Após os protestos deste domingo, próximo às colinas de Golã, por parte de centenas de palestinos e sírios, o estado é de máxima atenção ao longo da fronteira entre Israel e Síria. Os manifestantes, no aniversário da derrota árabe na “Guerra dos seis dias” de 1967, tentaram ultrapassar a fronteira mas os soldados israelenses abriram fogo. Segundo as autoridades sírias, ao menos 23 pessoas foram mortas. O exército israelense, entretanto, fala somente de 10 mortos.

A professora de História e Instituições do Oriente Médio da Universidade de Bolonha, Marcella Emiliani, contextualizou o local do conflito:

guerra eterna…

“Os manifestantes palestinos, talvez também sírios, atravessaram a zona desmilitarizada para tentar chegar às colinas de Golã, que pertenciam a Síria mas desde 1967 estão sob controle de Israel. Com certeza os palestinos quiseram destacar o fato de que depois da guerra de 1967 todos os territórios conquistados por Israel estão num ‘limbo’ no que diz respeito ao direito internacional. Israel não poderia adquiri-los, porque para as Nações Unidas não se pode adquirir territórios com armas. Contudo, Israel anexou as colinas de Golã em 1981. Deste ponto de vista, então, é um protesto mais que legitimo”.

Todavia, questionada se por trás destes protestos poderiam haver outros interesses, Emiliani disse que poderia ser uma manobra do governo sírio.

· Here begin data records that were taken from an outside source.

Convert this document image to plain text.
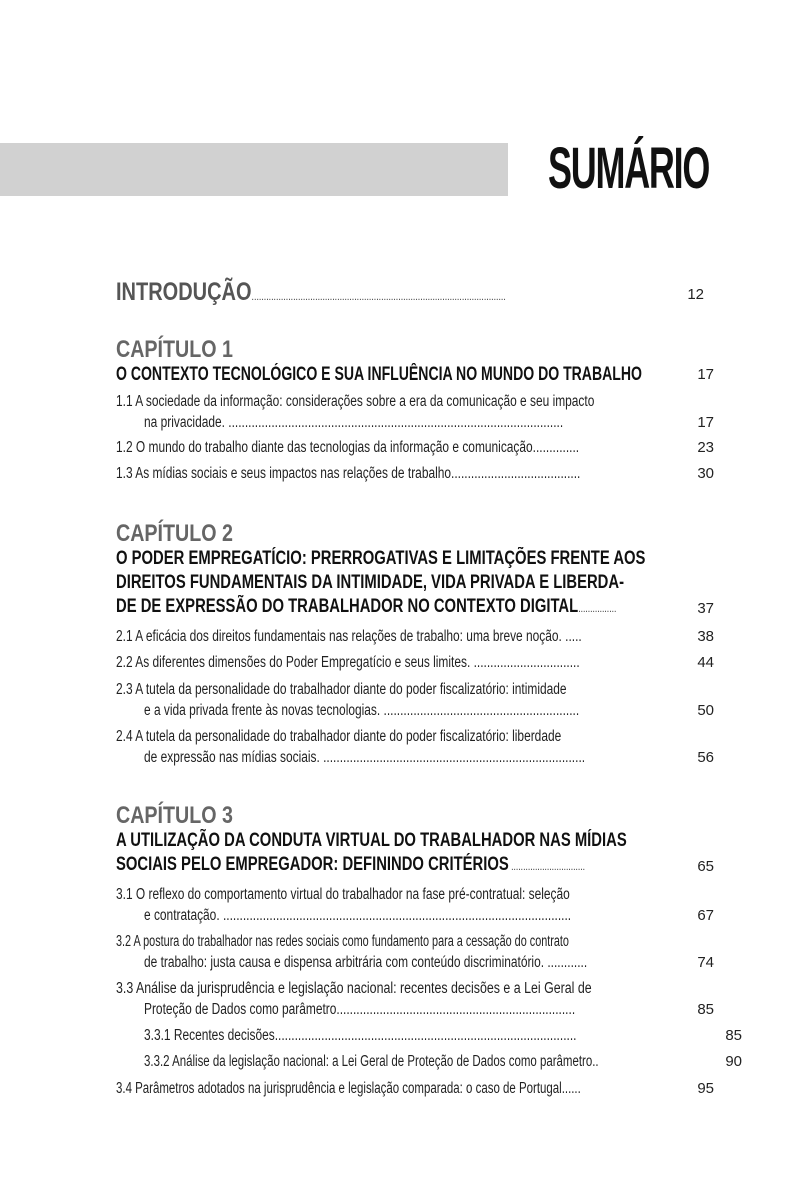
SUMÁRIO
INTRODUÇÃO........................................................................................................	12
CAPÍTULO 1
O CONTEXTO TECNOLÓGICO E SUA INFLUÊNCIA NO MUNDO DO TRABALHO	17
1.1 A sociedade da informação: considerações sobre a era da comunicação e seu impacto
na privacidade. .....................................................................................................	17
1.2 O mundo do trabalho diante das tecnologias da informação e comunicação..............	23
1.3 As mídias sociais e seus impactos nas relações de trabalho.......................................	30
CAPÍTULO 2
O PODER EMPREGATÍCIO: PRERROGATIVAS E LIMITAÇÕES FRENTE AOS
DIREITOS FUNDAMENTAIS DA INTIMIDADE, VIDA PRIVADA E LIBERDA-
DE DE EXPRESSÃO DO TRABALHADOR NO CONTEXTO DIGITAL................	37
2.1 A eficácia dos direitos fundamentais nas relações de trabalho: uma breve noção. .....	38
2.2 As diferentes dimensões do Poder Empregatício e seus limites. ................................	44
2.3 A tutela da personalidade do trabalhador diante do poder fiscalizatório: intimidade
e a vida privada frente às novas tecnologias. ...........................................................	50
2.4 A tutela da personalidade do trabalhador diante do poder fiscalizatório: liberdade
de expressão nas mídias sociais. ...............................................................................	56
CAPÍTULO 3
A UTILIZAÇÃO DA CONDUTA VIRTUAL DO TRABALHADOR NAS MÍDIAS
SOCIAIS PELO EMPREGADOR: DEFININDO CRITÉRIOS ...............................	65
3.1 O reflexo do comportamento virtual do trabalhador na fase pré-contratual: seleção
e contratação. .........................................................................................................	67
3.2 A postura do trabalhador nas redes sociais como fundamento para a cessação do contrato
de trabalho: justa causa e dispensa arbitrária com conteúdo discriminatório. ............	74
3.3 Análise da jurisprudência e legislação nacional: recentes decisões e a Lei Geral de
Proteção de Dados como parâmetro........................................................................	85
3.3.1 Recentes decisões...........................................................................................	85
3.3.2 Análise da legislação nacional: a Lei Geral de Proteção de Dados como parâmetro..	90
3.4 Parâmetros adotados na jurisprudência e legislação comparada: o caso de Portugal......	95
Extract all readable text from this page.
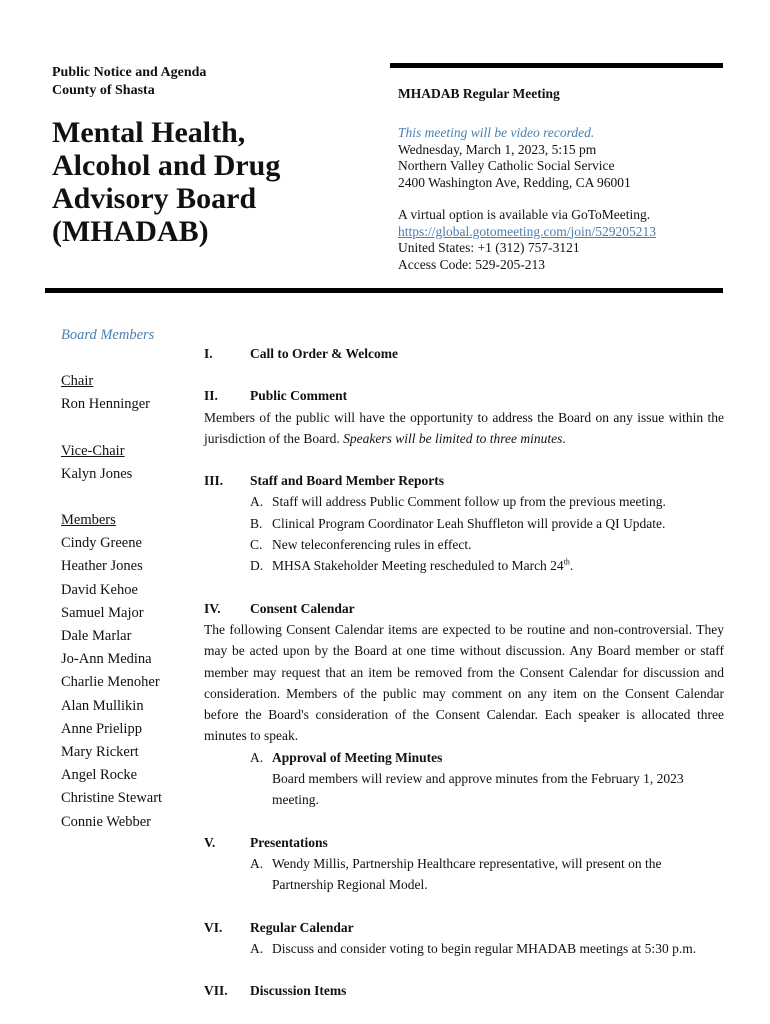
Public Notice and Agenda
County of Shasta
Mental Health,
Alcohol and Drug
Advisory Board
(MHADAB)
MHADAB Regular Meeting
This meeting will be video recorded.
Wednesday, March 1, 2023, 5:15 pm
Northern Valley Catholic Social Service
2400 Washington Ave, Redding, CA 96001
A virtual option is available via GoToMeeting.
https://global.gotomeeting.com/join/529205213
United States: +1 (312) 757-3121
Access Code: 529-205-213
Board Members
Chair
Ron Henninger
Vice-Chair
Kalyn Jones
Members
Cindy Greene
Heather Jones
David Kehoe
Samuel Major
Dale Marlar
Jo-Ann Medina
Charlie Menoher
Alan Mullikin
Anne Prielipp
Mary Rickert
Angel Rocke
Christine Stewart
Connie Webber
I.	Call to Order & Welcome
II.	Public Comment
Members of the public will have the opportunity to address the Board on any issue within the jurisdiction of the Board. Speakers will be limited to three minutes.
III.	Staff and Board Member Reports
A. Staff will address Public Comment follow up from the previous meeting.
B. Clinical Program Coordinator Leah Shuffleton will provide a QI Update.
C. New teleconferencing rules in effect.
D. MHSA Stakeholder Meeting rescheduled to March 24th.
IV.	Consent Calendar
The following Consent Calendar items are expected to be routine and non-controversial. They may be acted upon by the Board at one time without discussion. Any Board member or staff member may request that an item be removed from the Consent Calendar for discussion and consideration. Members of the public may comment on any item on the Consent Calendar before the Board's consideration of the Consent Calendar. Each speaker is allocated three minutes to speak.
A. Approval of Meeting Minutes
Board members will review and approve minutes from the February 1, 2023 meeting.
V.	Presentations
A. Wendy Millis, Partnership Healthcare representative, will present on the Partnership Regional Model.
VI.	Regular Calendar
A. Discuss and consider voting to begin regular MHADAB meetings at 5:30 p.m.
VII.	Discussion Items
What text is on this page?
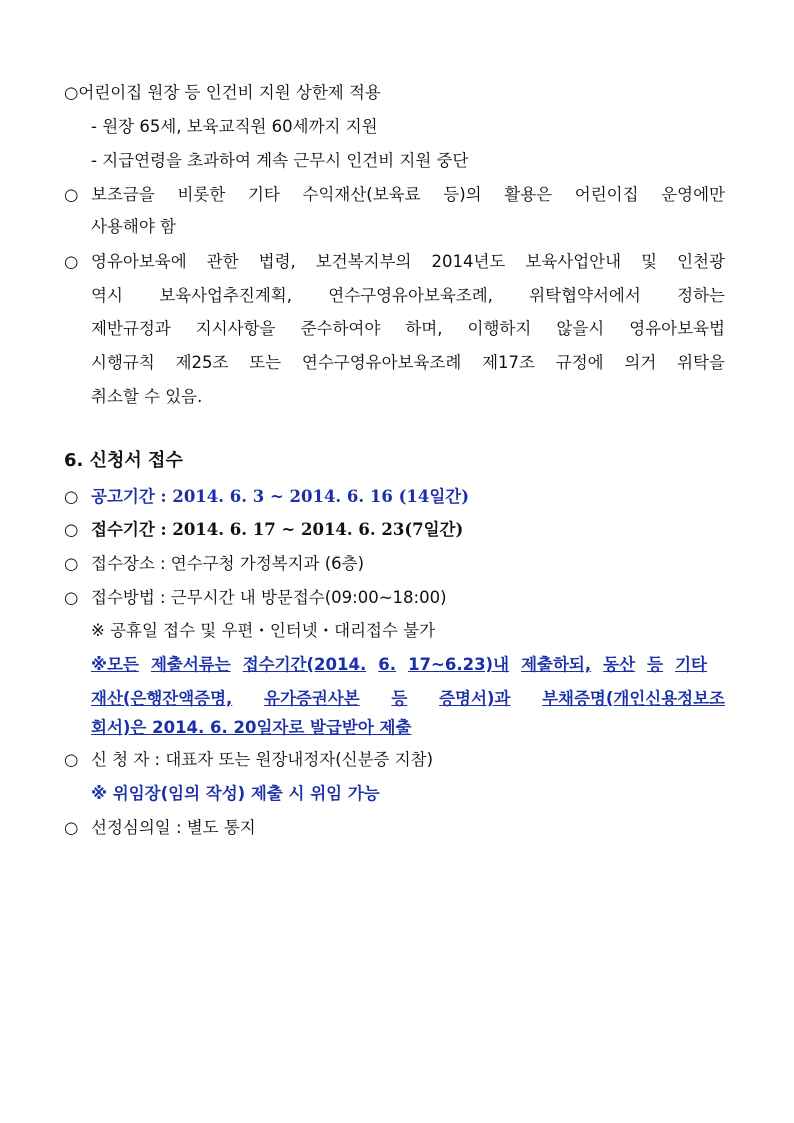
○어린이집 원장 등 인건비 지원 상한제 적용
- 원장 65세, 보육교직원 60세까지 지원
- 지급연령을 초과하여 계속 근무시 인건비 지원 중단
○ 보조금을 비롯한 기타 수익재산(보육료 등)의 활용은 어린이집 운영에만
사용해야 함
○ 영유아보육에 관한 법령, 보건복지부의 2014년도 보육사업안내 및 인천광
역시 보육사업추진계획, 연수구영유아보육조례, 위탁협약서에서 정하는
제반규정과 지시사항을 준수하여야 하며, 이행하지 않을시 영유아보육법
시행규칙 제25조 또는 연수구영유아보육조례 제17조 규정에 의거 위탁을
취소할 수 있음.
6. 신청서 접수
○ 공고기간 : 2014. 6. 3 ~ 2014. 6. 16 (14일간)
○ 접수기간 : 2014. 6. 17 ~ 2014. 6. 23(7일간)
○ 접수장소 : 연수구청 가정복지과 (6층)
○ 접수방법 : 근무시간 내 방문접수(09:00~18:00)
※ 공휴일 접수 및 우편・인터넷・대리접수 불가
※모든 제출서류는 접수기간(2014. 6. 17~6.23)내 제출하되, 동산 등 기타
재산(은행잔액증명, 유가증권사본 등 증명서)과 부채증명(개인신용정보조
회서)은 2014. 6. 20일자로 발급받아 제출
○ 신 청 자 : 대표자 또는 원장내정자(신분증 지참)
※ 위임장(임의 작성) 제출 시 위임 가능
○ 선정심의일 : 별도 통지
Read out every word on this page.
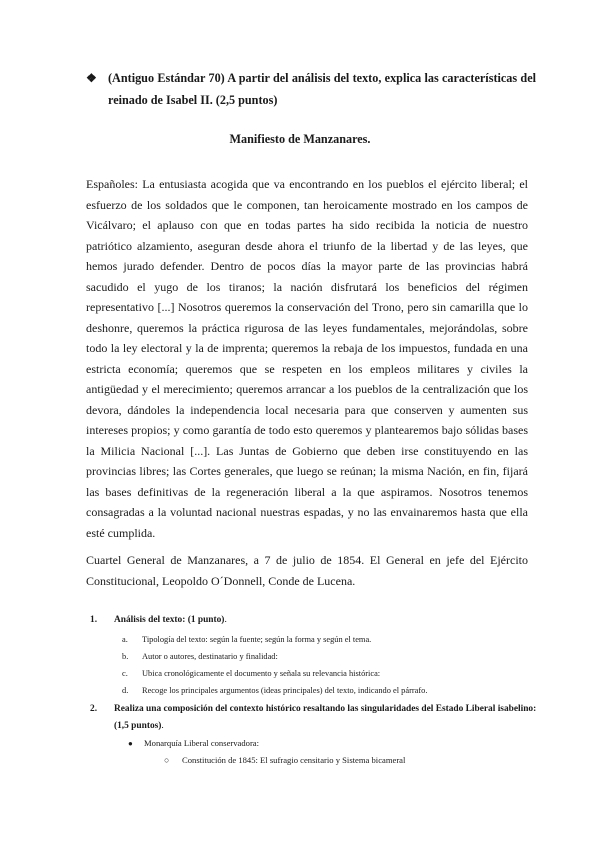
❖ (Antiguo Estándar 70) A partir del análisis del texto, explica las características del reinado de Isabel II. (2,5 puntos)
Manifiesto de Manzanares.
Españoles: La entusiasta acogida que va encontrando en los pueblos el ejército liberal; el esfuerzo de los soldados que le componen, tan heroicamente mostrado en los campos de Vicálvaro; el aplauso con que en todas partes ha sido recibida la noticia de nuestro patriótico alzamiento, aseguran desde ahora el triunfo de la libertad y de las leyes, que hemos jurado defender. Dentro de pocos días la mayor parte de las provincias habrá sacudido el yugo de los tiranos; la nación disfrutará los beneficios del régimen representativo [...] Nosotros queremos la conservación del Trono, pero sin camarilla que lo deshonre, queremos la práctica rigurosa de las leyes fundamentales, mejorándolas, sobre todo la ley electoral y la de imprenta; queremos la rebaja de los impuestos, fundada en una estricta economía; queremos que se respeten en los empleos militares y civiles la antigüedad y el merecimiento; queremos arrancar a los pueblos de la centralización que los devora, dándoles la independencia local necesaria para que conserven y aumenten sus intereses propios; y como garantía de todo esto queremos y plantearemos bajo sólidas bases la Milicia Nacional [...]. Las Juntas de Gobierno que deben irse constituyendo en las provincias libres; las Cortes generales, que luego se reúnan; la misma Nación, en fin, fijará las bases definitivas de la regeneración liberal a la que aspiramos. Nosotros tenemos consagradas a la voluntad nacional nuestras espadas, y no las envainaremos hasta que ella esté cumplida.
Cuartel General de Manzanares, a 7 de julio de 1854. El General en jefe del Ejército Constitucional, Leopoldo O´Donnell, Conde de Lucena.
1. Análisis del texto: (1 punto).
a. Tipología del texto: según la fuente; según la forma y según el tema.
b. Autor o autores, destinatario y finalidad:
c. Ubica cronológicamente el documento y señala su relevancia histórica:
d. Recoge los principales argumentos (ideas principales) del texto, indicando el párrafo.
2. Realiza una composición del contexto histórico resaltando las singularidades del Estado Liberal isabelino: (1,5 puntos).
● Monarquía Liberal conservadora:
○ Constitución de 1845: El sufragio censitario y Sistema bicameral
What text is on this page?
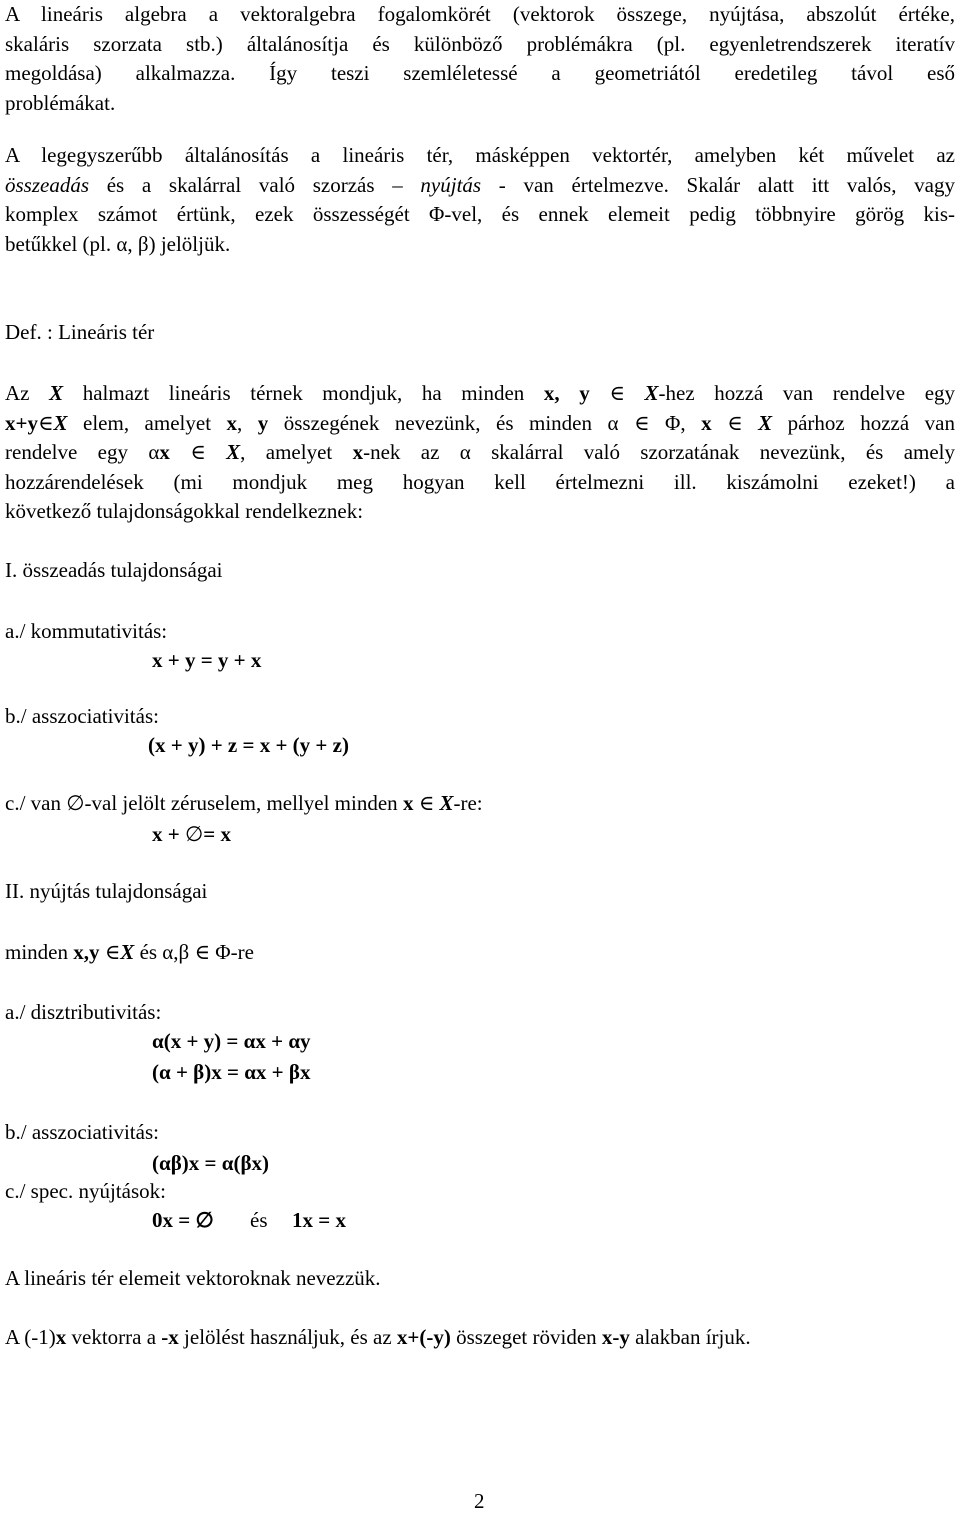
A lineáris algebra a vektoralgebra fogalomkörét (vektorok összege, nyújtása, abszolút értéke,

skaláris szorzata stb.) általánosítja és különböző problémákra (pl. egyenletrendszerek iteratív

megoldása) alkalmazza. Így teszi szemléletessé a geometriától eredetileg távol eső

problémákat.

A legegyszerűbb általánosítás a lineáris tér, másképpen vektortér, amelyben két művelet az

összeadás és a skalárral való szorzás – nyújtás - van értelmezve. Skalár alatt itt valós, vagy

komplex számot értünk, ezek összességét Φ-vel, és ennek elemeit pedig többnyire görög kis-

betűkkel (pl. α, β) jelöljük.

Def. : Lineáris tér

Az X halmazt lineáris térnek mondjuk, ha minden x, y ∈ X-hez hozzá van rendelve egy

x+y∈X elem, amelyet x, y összegének nevezünk, és minden α ∈ Φ, x ∈ X párhoz hozzá van

rendelve egy αx ∈ X, amelyet x-nek az α skalárral való szorzatának nevezünk, és amely

hozzárendelések (mi mondjuk meg hogyan kell értelmezni ill. kiszámolni ezeket!) a

következő tulajdonságokkal rendelkeznek:

I. összeadás tulajdonságai
a./ kommutativitás:
x + y = y + x
b./ asszociativitás:
(x + y) + z = x + (y + z)
c./ van ∅-val jelölt zéruselem, mellyel minden x ∈ X-re:
x + ∅= x
II. nyújtás tulajdonságai
minden x,y ∈X és α,β ∈ Φ-re
a./ disztributivitás:
α(x + y) = αx + αy
(α + β)x = αx + βx
b./ asszociativitás:
(αβ)x = α(βx)
c./ spec. nyújtások:
0x = ∅ és 1x = x
A lineáris tér elemeit vektoroknak nevezzük.
A (-1)x vektorra a -x jelölést használjuk, és az x+(-y) összeget röviden x-y alakban írjuk.
2
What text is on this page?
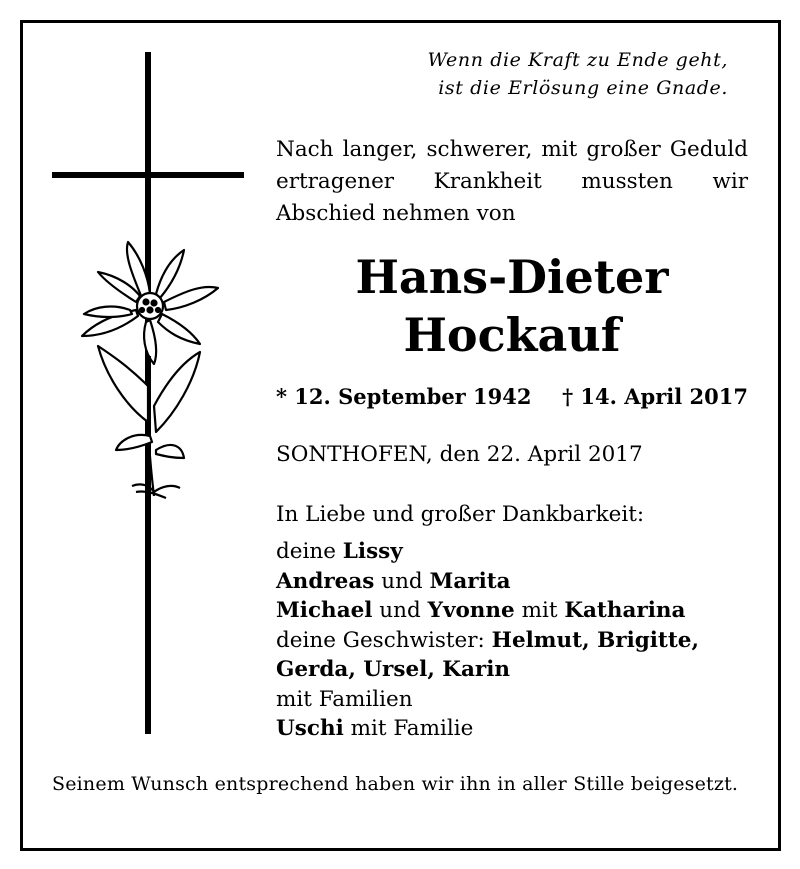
Wenn die Kraft zu Ende geht,
ist die Erlösung eine Gnade.
Nach langer, schwerer, mit großer Geduld ertragener Krankheit mussten wir Abschied nehmen von
Hans-Dieter
Hockauf
* 12. September 1942 † 14. April 2017
SONTHOFEN, den 22. April 2017
In Liebe und großer Dankbarkeit:
deine Lissy
Andreas und Marita
Michael und Yvonne mit Katharina
deine Geschwister: Helmut, Brigitte,
Gerda, Ursel, Karin
mit Familien
Uschi mit Familie
Seinem Wunsch entsprechend haben wir ihn in aller Stille beigesetzt.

“Existe a suspeita, não só em Israel mas também em todo o Ocidente, que os protestos foram permitidos pelo exército e pelo regime de Bashar al Assad como movimento para distrair a opinião pública internacional que acompanha a pesada repressão que o regime de Assad está aplicando aos manifestantes presentes nas praças e nas ruas de todas as cidades sírias”.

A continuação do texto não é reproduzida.